MONTPELIER -- Vermont is upgrading its emergency 911 technology from the traditional telephone network to a system that transmits voice, data and graphics using Internet-protocol, or IP-based technology. The new approach will greatly improve Vermont's emergency-response capabilities, eventually allowing 911 operators to receive and send video images from the scenes of car accidents, locate callers who are lost or dialing from Internet phones, and alert entire communities about a natural disaster or terrorist attack.
When the next-generation technology is fully operational, expected by the end of this year, Vermont will be first in the nation to have a statewide, IP-based 911 system.
Each year, Vermont's 911 system receives about 250,000 calls to its 10 call centers around the state, according to Jim Lipinski, information technology manager for the Vermont Enhanced 911 Board. The new system will not only give the call-taker numerical data -- the caller's name, address and phone number -- but also maps showing the nearest police, fire and EMS stations, hospitals and other geographic features.

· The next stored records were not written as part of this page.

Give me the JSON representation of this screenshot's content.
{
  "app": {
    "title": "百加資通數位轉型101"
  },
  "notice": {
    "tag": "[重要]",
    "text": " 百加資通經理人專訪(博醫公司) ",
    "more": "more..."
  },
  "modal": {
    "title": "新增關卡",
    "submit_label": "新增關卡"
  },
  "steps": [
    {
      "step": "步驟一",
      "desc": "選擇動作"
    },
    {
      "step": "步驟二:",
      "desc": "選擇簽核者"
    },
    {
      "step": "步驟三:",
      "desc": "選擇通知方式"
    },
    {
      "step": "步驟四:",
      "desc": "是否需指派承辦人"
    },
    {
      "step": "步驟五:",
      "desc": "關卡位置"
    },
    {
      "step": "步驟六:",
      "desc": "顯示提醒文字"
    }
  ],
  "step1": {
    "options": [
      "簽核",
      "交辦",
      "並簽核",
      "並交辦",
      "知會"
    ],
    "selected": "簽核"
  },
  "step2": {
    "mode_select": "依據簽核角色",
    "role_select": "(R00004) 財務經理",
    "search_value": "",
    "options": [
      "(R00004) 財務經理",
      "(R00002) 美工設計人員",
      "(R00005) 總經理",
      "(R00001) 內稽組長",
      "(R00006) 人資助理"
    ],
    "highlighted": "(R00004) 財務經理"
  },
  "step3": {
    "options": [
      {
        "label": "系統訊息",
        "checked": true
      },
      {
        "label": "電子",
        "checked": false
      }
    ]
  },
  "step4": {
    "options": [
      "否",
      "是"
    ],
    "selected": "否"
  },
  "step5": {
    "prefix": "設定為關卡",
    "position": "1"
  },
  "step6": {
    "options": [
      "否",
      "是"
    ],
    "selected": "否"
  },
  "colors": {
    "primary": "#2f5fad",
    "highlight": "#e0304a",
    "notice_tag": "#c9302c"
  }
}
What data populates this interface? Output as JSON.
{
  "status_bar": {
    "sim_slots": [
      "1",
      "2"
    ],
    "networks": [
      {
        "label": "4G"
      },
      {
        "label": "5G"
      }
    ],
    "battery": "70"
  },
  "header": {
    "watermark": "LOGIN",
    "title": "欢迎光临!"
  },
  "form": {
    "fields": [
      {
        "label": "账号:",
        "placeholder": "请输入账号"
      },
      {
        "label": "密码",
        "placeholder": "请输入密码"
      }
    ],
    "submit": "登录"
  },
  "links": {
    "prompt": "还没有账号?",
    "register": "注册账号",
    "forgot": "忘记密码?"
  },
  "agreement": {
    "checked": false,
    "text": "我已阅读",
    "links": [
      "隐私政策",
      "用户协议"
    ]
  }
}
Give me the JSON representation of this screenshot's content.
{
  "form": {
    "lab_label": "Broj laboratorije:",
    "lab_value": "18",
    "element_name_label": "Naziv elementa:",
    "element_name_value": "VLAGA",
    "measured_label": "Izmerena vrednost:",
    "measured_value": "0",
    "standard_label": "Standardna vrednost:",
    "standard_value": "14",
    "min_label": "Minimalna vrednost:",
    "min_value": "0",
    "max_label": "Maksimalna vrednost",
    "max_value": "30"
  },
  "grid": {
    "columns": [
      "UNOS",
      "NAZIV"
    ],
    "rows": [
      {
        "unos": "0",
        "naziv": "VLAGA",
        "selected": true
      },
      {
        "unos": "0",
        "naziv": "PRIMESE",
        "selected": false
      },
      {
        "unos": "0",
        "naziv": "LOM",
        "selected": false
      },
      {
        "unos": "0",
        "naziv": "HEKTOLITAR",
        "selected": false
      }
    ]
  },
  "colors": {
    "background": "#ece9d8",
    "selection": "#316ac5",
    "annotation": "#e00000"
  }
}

The new IP-based system, Lipinski says, will be able to reroute calls to other parts of the state if one region is experiencing unusually heavy call volume. A good example was during the 2004 Phish concert in Coventry, he recalls.
"While Phish was going on, there was probably a large number of 911 calls being generated in that area that all went to Derby. Yet for the rest of the state, it was business as usual and [other 911 operators] weren't able to help out," Lipinski says. Once the new system is in place, he notes, "We can do more with less."
Looking to the future, "the sky's the limit," Lipinski adds. For example, the system will be able to locate VoIP users; currently, VoIP customers must register their addresses with their services providers. But that information is not automatically updated if the customer moves.
In addition, 911 callers will eventually be able to send photo or video images from their cellphones directly to the 911 operator, who could then forward those images in real time to police, fire or hospitals.
Another benefit of the new technology, Lipinski adds, will be a statewide emergency notification system that could be used in the event of widespread threats to public health and safety, such as a flood or accident at the Vermont Yankee nuclear power plant. "If there were a tanker with hazardous chemicals that flipped over on the Interstate, we could then bring up our maps, draw a 1-mile radius around the incident, and have the system pull up every phone number in that circle and initiate a phone call," he adds.
Lipinski points that out although the new technology is an IP-based platform, 911 calls will not travel over the Internet, as the name might suggest, but over a private, closely managed network that uses Internet software and protocols. That system is being set up and maintained by MicroDATA GIS, a private contractor based in St. Johnsbury.
In recent years, Vermont's enhanced-911 system has been managed by Verizon Communications, Inc., whose contract expires at the end of this year. Serra emphasizes that the decision to switch to MicroDATA GIS was based on a competitive bid process and had nothing to do with recently published reports about the possible sale of Verizon's landline network in Vermont.
"Verizon has practiced good corporate citizenship, and we've had a very good relationship with them over the years," Serra adds. "But MicroDATA had a system most closely matching our desires and needs."
The Green Mountain State has long been on the cutting edge of 911 technology, Serra notes. In 1998, it was the first in the nation to implement a 100 percent digital enhanced-911 system, around the same time that the cellular phone industry was transitioning from analog to digital technology. The new enhanced-911 system, which costs about $3 million, will be paid from the Universal Service Fund surcharge on all telecommunications bills.